My first diagnosis of erythromelalgia (EM) came from an ER doctor at a hospital. I went to the emergency room when I had my initial, very painful flare where I had both EM and Raynauld's happening at the same time. See photo! The doctor literally Googled it and said he thought it was what I had. From there I saw another GP at a regular health clinic who agreed with the diagnosis, though he had never heard of it before and also had to Google it. He referred me to University of Washingon Rheumatology, which was a super disappointing experience, though they confirmed I did not have an autoimmune issue causing the EM and Raynauld's. They looked at my pictures and told me they were "telling." I went to a neurologist who told me she thought I had a severe form of Raynauld's and it was the vasoconstriction that was in turn causing the vasodilation. She prescribed nifedipine which I never took because I was afraid of the side effects. Plus, it actually causes EM in some people and the Mayo clinic doesn't advise prescribing it for EM. So... long story short, it was a general practitioner who gave me the official diagnosis but this was only based on my photos, the discoloration of my feet, and Google. As far as I've heard, most people with this condition are either self-diagnosed or their doctors had to look up their symptoms to diagnose them because they had never seen it before. In my case, it was definitely COVID that caused the damage to my nuerovascular system, and I've heard a number of other viruses can also trigger it, such as Lyme, Herpes viruses, Epstein Barre, etc. I should note that I was also tested for the gene mutation that is associated with Primary EM (inherited) and is was negative. A neurologist requested the lab test for me, and it cost about $250 which I paid out of pocket because insurance won't cover it. Best of luck to you and your wife! I hope she is able to find some answers. I do believe it will resolve once the nervous system heals fully.

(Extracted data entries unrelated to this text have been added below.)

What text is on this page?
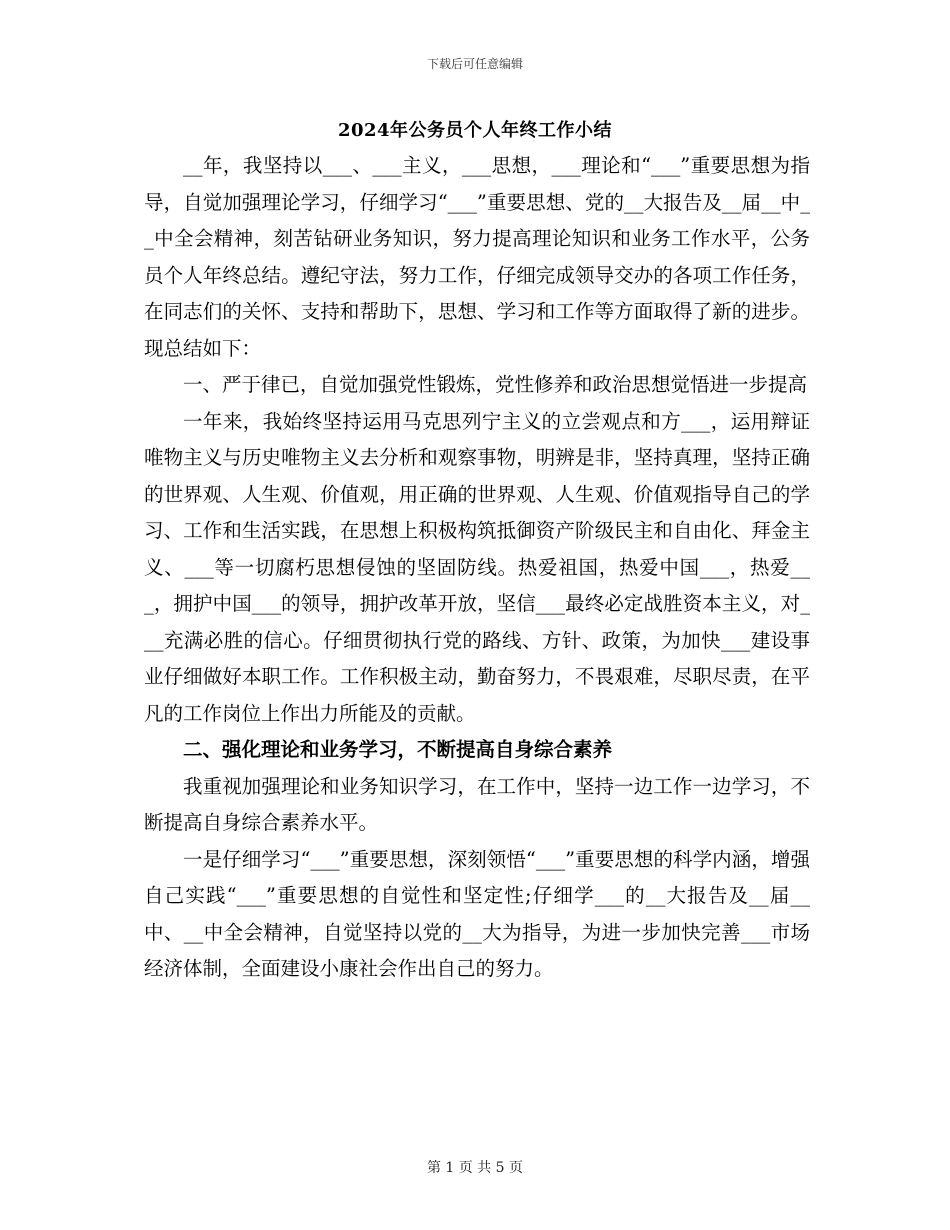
下载后可任意编辑
2024年公务员个人年终工作小结

__年，我坚持以___、___主义，___思想，___理论和“___”重要思想为指导，自觉加强理论学习，仔细学习“___”重要思想、党的__大报告及__届__中__中全会精神，刻苦钻研业务知识，努力提高理论知识和业务工作水平，公务员个人年终总结。遵纪守法，努力工作，仔细完成领导交办的各项工作任务，在同志们的关怀、支持和帮助下，思想、学习和工作等方面取得了新的进步。现总结如下：

一、严于律已，自觉加强党性锻炼，党性修养和政治思想觉悟进一步提高

一年来，我始终坚持运用马克思列宁主义的立尝观点和方___，运用辩证唯物主义与历史唯物主义去分析和观察事物，明辨是非，坚持真理，坚持正确的世界观、人生观、价值观，用正确的世界观、人生观、价值观指导自己的学习、工作和生活实践，在思想上积极构筑抵御资产阶级民主和自由化、拜金主义、___等一切腐朽思想侵蚀的坚固防线。热爱祖国，热爱中国___，热爱___，拥护中国___的领导，拥护改革开放，坚信___最终必定战胜资本主义，对___充满必胜的信心。仔细贯彻执行党的路线、方针、政策，为加快___建设事业仔细做好本职工作。工作积极主动，勤奋努力，不畏艰难，尽职尽责，在平凡的工作岗位上作出力所能及的贡献。

二、强化理论和业务学习，不断提高自身综合素养

我重视加强理论和业务知识学习，在工作中，坚持一边工作一边学习，不断提高自身综合素养水平。

一是仔细学习“___”重要思想，深刻领悟“___”重要思想的科学内涵，增强自己实践“___”重要思想的自觉性和坚定性;仔细学___的__大报告及__届__中、__中全会精神，自觉坚持以党的__大为指导，为进一步加快完善___市场经济体制，全面建设小康社会作出自己的努力。

第 1 页 共 5 页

Please let us know if the Gabapentin and LDN helps with your wife's symptoms. I was offered Gabapentin as well but I have a fear of most medications and so I'm afraid to take it. I know it helps some but doesnt help others. I'm still hopeful the LDN will eventually help me through this if I give it enough time. I also STRONGLY believe this is a nervous system issue, the nerves were damaged by the virus and/or an immune response to it. Either way, the nerves have to either be healed or retrained. Nerves take a long time to heal, so patience may be what's in order for us all.